Pancake Tuesday and Seniors…

Today is still crazy cold.  I feel bad because I saw Josh’s snow pant was left behind.  I didn’t see it in time to take it to him.  🙁 I’m sure he froze!!!  Oh well, I can hope that he will remember next time.

It’s Pancake Tuesday… I must be so out of the loop.  I didn’t realize this was a real thing.  You probably knew this but “Shrove Tuesday is observed by many Christians, who “make a special point of self-examination, of considering what wrongs they need to repent, and what amendments of life or areas of spiritual growth they especially need to ask God’s help in dealing with.”

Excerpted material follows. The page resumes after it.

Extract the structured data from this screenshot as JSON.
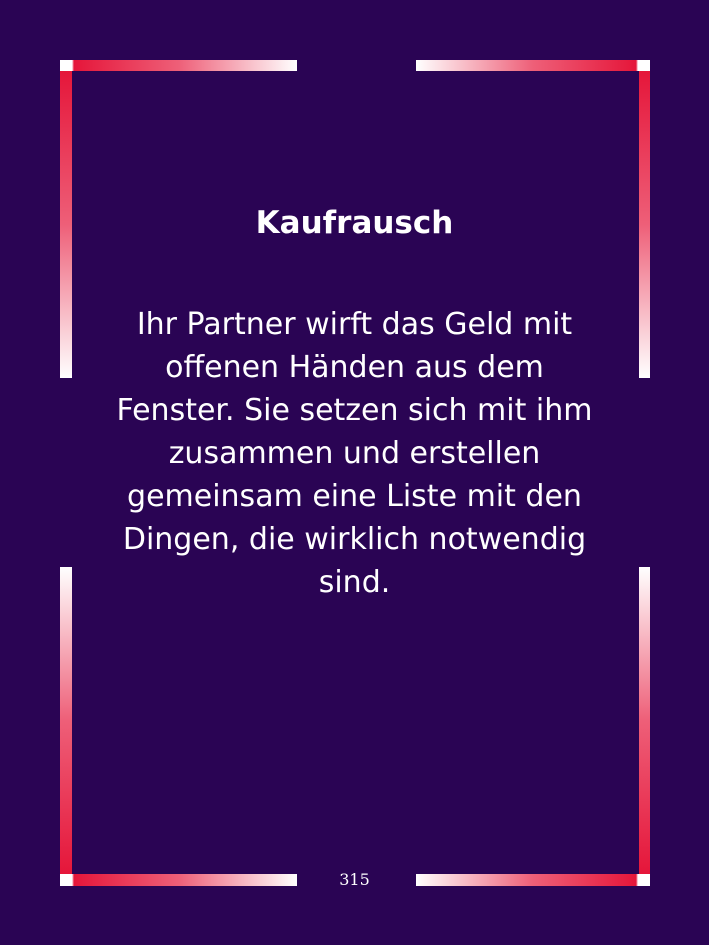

What wrongs do I need to repent?  Sadly, my biggest flaw is the impatience I have with my children.  I hate that they know how to push my buttons.  Buttons that I don’t even know I have.  I hate when I am spazzing about something and then the phone rings… immediately my tone changes.  Uhhh… I think that every time with guilt.  I love these beings of mine more than anything. Patience, is what I need to seek.  Long-suffering is another thing I could improve on.   Today for supper, I’ll make pancakes and seek God’s help in my weak areas!

Today I had to make lunch for the Ear Company.  I had it all planned out.  I left in plenty of time to make a stop at the grocery store for my last few items.  As I was checking out, my card was declined.  Grrrrr.. I knew I had money and this was so frustrating.  I need a new bank card.  I then felt flustered.  I raced over to the office, grabbed Sanj’s card and headed back to the store.  Of course, there was no parking.  Then the checkout line was long.  As I was rushing by, I couldn’t help notice the senior citizens, as I maneuvered around them, as they were going to slow… as I made eye contact, this senior smiles, such a sweet smile.

I made it to the office in plenty of time.  I had lunch served with time to spare.  I couldn’t help but think of that senior.  I wish I could pace myself  like that, now.  I want to enjoy life now too, as well as when I retire.  Sometimes rushing around is pointless.  Sometimes the only one suffering is me.